As várias batalhas na França

Na mesma medida em que a Copa se aproxima, crescem na França duas expectativas contraditórias, envolvendo na ansiedade o governo e a população.
De uma parte, governo, mídia e organizadores da Copa do Mundo esperam que a indiferença francesa ceda ao entusiasmo quando começarem os eventos comemorativos, depositando-se a maior dose de confiança na "Festa do Futebol".
O próprio feitio dessa festa, no dia 9, evidencia o seu propósito de afinal despertar os parisienses, e com isso o restante da França, para a guerra esportiva a iniciar-se no dia seguinte.
De vários pontos de Paris vão iniciar-se desfiles, com previsíveis ares carnavalescos, convergindo todos para uma grande concentração na Place de la Concorde, o mais belo espaço vazio do mundo, um monumento ao vazio urbano na civilização que a tudo quer preencher para explorar.
Os franceses sonham com desempenhos da sua "équipe bleue" que a levem, mesmo que sem maiores brilhos, a uma final França x Brasil ou França x Alemanha.
Sonham, mas temem estar sonhando alto demais.
E, porque temem, recolhem-se, contêm o interesse, encobrem o sonho do improvável com o pesadelo do possível.
A Copa do Mundo faz ressurgir no sindicalismo francês a lembrança de grandes feitos seus em um tempo que muitos acreditam historicamente encerrado.

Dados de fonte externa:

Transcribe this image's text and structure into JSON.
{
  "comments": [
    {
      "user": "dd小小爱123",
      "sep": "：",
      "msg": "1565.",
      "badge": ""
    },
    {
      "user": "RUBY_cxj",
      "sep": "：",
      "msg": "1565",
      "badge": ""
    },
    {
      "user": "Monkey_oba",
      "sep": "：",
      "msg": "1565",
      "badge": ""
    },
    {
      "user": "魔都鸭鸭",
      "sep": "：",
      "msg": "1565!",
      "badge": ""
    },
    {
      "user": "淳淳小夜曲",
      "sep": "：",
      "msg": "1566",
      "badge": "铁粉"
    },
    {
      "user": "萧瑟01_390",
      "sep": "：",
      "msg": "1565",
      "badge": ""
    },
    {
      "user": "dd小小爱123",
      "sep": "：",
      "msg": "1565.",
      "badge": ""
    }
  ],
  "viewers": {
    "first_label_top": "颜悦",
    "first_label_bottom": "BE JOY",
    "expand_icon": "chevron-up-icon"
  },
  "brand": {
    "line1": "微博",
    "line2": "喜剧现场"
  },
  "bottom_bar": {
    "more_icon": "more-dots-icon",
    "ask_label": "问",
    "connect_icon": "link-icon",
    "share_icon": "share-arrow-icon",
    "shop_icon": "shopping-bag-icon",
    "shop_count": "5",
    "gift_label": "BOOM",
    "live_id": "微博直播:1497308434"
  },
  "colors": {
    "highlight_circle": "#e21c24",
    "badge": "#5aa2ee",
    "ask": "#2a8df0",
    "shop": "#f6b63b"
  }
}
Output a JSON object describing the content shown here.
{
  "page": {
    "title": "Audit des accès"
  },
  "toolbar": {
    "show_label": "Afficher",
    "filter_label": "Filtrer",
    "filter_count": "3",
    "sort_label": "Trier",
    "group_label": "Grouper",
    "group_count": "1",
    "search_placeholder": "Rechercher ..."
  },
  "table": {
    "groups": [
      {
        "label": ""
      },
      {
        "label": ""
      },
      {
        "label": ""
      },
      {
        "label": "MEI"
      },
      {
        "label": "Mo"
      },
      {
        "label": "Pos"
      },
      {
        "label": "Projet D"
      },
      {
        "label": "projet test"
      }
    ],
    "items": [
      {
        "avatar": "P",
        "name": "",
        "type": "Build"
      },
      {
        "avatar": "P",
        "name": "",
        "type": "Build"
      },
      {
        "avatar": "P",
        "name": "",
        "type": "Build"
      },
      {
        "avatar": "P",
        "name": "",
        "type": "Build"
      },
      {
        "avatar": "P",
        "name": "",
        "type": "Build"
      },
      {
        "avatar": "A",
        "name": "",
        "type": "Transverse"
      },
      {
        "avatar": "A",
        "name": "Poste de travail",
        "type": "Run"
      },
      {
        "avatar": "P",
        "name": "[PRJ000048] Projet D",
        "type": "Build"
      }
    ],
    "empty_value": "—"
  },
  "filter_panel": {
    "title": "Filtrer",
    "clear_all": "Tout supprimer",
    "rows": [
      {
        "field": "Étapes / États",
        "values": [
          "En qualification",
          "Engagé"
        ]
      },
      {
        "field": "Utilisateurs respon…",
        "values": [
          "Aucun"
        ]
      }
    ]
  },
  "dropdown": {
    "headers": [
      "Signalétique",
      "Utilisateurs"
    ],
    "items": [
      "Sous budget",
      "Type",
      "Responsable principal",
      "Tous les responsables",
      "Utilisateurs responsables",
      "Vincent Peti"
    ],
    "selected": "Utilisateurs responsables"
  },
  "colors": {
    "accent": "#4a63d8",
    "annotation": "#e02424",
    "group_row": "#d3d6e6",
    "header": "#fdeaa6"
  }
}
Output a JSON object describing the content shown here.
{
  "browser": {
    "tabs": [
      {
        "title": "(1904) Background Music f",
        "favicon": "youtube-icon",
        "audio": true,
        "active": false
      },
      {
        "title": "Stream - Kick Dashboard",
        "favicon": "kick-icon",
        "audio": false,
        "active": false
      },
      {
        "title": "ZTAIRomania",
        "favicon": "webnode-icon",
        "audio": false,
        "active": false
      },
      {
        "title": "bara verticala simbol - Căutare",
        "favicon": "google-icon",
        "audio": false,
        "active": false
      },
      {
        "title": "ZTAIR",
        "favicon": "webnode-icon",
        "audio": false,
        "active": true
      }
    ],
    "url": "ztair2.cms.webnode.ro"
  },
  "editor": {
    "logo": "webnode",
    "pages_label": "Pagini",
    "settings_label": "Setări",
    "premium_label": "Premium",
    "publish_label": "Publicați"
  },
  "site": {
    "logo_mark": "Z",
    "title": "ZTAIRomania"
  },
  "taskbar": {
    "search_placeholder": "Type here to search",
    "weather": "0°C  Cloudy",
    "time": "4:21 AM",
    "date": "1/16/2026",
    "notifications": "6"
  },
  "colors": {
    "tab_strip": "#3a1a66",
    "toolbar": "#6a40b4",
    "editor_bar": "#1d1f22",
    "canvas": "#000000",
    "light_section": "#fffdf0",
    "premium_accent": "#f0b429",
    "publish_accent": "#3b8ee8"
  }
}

E lembrança, no caso, é a percepção da oportunidade de dar à Copa um sentido também político, na ótica do sindicalismo.
Se fosse só a Air France a ameaçar com a suspensão das atividades, a preocupação maior ficaria só para o governo.
Além do problema prático em si, por seus reflexos nos olhares mundiais que se voltam para a França da Copa.
A possibilidade de greve nacional de trens e, sobretudo, dos ônibus e do metrô de Paris já significa, porém, a ameaça de um transtorno social.
Em nome de causas sociais, mas, como é próprio dos paradoxos de tais lutas, provocando tensão política e inquietações socialmente disseminadas mesmo quando nada ultrapassa o estágio de possibilidade e, em relação às dimensões tão extensas, remota.
Por trás desse cenário, o que se vislumbra é a velha insuficiência de sutileza nas análises e táticas do que se denomina, genericamente demais, esquerda.
Eleito em represália aos excessos anti-sociais dos centro-direitistas do presidente Chirac, o primeiro-ministro Lionel Jospin montou e conduz um ministério que busca, já com evidentes êxitos preliminares, a resolução de problemas que não são apenas graves, mas tão complicados quanto o desemprego e os imigrantes irregulares.
Em termos políticos, o governo de Jospin, eleito com apoio do sindicalismo adormecido contra os anti-sindicalistas ativos, é que será o maior atingido pelo sindicalismo (talvez) redesperto.
Ou seja, os beneficiários políticos de uma greve tormentosa, como a imaginam os sindicalistas, seriam os direitistas de todos os matizes.
A Copa na França não se limitará a encerrar as batalhas que se prolongaram por dois anos, com as eliminatórias.
É a ocasião para o confronto pelo controle da Fifa, um poder internacional.
E a oportunidade para tentativas de reabrir, no irradiador de idéias e atitudes que é a França, confrontos que pareciam modas superadas.